Hancock: They’d have a lot of followers. They’d be tweeting every day. Even more than Trump.
Fusco: Like Dillinger at the time… saw himself as a John Gotti. He felt that he had class, and I’ll admit, I didn’t know a lot about Dillinger, but he saw himself as a bona fide Robin Hood. He was robbing big, hardcore banks and was feeding money back to the people. He would write to the papers and say, ‘Please don’t mention Bonnie and Clyde in the same article with me. Those are pintsized punks who are killing gas station attendants.’ Circulation was plummeting during The Depression. Newspapers were going under. Publishers were like, ‘What’s going on?’ People did not want to read about depressing, economic news. They were interested in three things. Sports heroes, movie stars and flashy gangsters.
TMC: If it bleeds, it leads.
Fusco: Yeah. And so, that’s what was getting the ink and Bonnie and Clyde really played into that. Bonnie always referred to her public. ‘I don’t want my public to think I smoke cigars so please let them know I was just posing with Clyde’s cigar for the shot.’ It’s incredible. It’s… it’s an incredible story.

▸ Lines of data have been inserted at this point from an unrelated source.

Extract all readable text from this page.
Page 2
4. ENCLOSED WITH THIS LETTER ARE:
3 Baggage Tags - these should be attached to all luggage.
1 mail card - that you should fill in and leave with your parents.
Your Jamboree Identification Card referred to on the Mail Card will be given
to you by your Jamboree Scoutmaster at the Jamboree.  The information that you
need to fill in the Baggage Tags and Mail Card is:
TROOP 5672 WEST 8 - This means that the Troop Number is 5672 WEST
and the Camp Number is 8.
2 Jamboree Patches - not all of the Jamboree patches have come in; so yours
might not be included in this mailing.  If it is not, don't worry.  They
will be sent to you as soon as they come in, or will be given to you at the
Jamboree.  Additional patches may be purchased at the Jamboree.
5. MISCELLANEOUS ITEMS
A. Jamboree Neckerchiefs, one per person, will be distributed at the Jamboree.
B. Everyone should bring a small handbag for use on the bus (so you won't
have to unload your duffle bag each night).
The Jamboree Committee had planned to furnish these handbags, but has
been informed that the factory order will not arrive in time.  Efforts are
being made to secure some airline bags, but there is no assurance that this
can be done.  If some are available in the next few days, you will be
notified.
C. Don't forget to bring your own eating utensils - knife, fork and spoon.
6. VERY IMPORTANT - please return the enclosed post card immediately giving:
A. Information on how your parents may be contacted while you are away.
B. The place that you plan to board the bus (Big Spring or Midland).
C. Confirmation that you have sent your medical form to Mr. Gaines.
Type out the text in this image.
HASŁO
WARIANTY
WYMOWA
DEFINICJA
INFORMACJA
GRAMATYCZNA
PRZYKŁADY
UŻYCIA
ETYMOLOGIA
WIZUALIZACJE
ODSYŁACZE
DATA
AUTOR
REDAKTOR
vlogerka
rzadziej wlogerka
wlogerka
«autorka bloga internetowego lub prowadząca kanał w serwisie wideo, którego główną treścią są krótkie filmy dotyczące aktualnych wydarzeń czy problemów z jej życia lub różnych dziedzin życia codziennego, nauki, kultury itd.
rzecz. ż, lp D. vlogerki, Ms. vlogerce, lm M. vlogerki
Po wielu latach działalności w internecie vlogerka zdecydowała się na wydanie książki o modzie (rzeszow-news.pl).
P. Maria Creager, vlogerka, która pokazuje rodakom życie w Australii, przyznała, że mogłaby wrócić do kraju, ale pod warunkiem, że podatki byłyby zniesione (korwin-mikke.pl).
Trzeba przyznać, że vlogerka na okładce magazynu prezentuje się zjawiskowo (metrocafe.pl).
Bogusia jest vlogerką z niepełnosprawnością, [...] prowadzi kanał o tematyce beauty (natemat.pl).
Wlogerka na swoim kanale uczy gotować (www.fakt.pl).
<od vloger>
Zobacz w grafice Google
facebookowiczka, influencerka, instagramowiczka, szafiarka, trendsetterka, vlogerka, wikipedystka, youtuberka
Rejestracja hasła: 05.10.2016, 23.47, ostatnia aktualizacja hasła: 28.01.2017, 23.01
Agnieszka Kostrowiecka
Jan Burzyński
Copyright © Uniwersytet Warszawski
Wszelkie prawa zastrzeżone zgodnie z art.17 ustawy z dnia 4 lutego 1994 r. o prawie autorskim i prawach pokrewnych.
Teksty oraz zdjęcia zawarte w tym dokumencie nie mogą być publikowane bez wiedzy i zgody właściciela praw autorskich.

Yes, it is. ‘The Highwaymen’ is a unique way to look at Bonnie and Clyde. This film is a great example as to why it’s important there are writers like the noble John Fusco out there. He helps us view different angles of every story. Admirably, he gives us a glimpse of this legacy from a standpoint we might not otherwise have marched on to view. He gives us the foundations of it, the truth, the barbarity and John Lee Hancock was the precise ally for him to jump in with. I hope you enjoyed getting to know them a little here.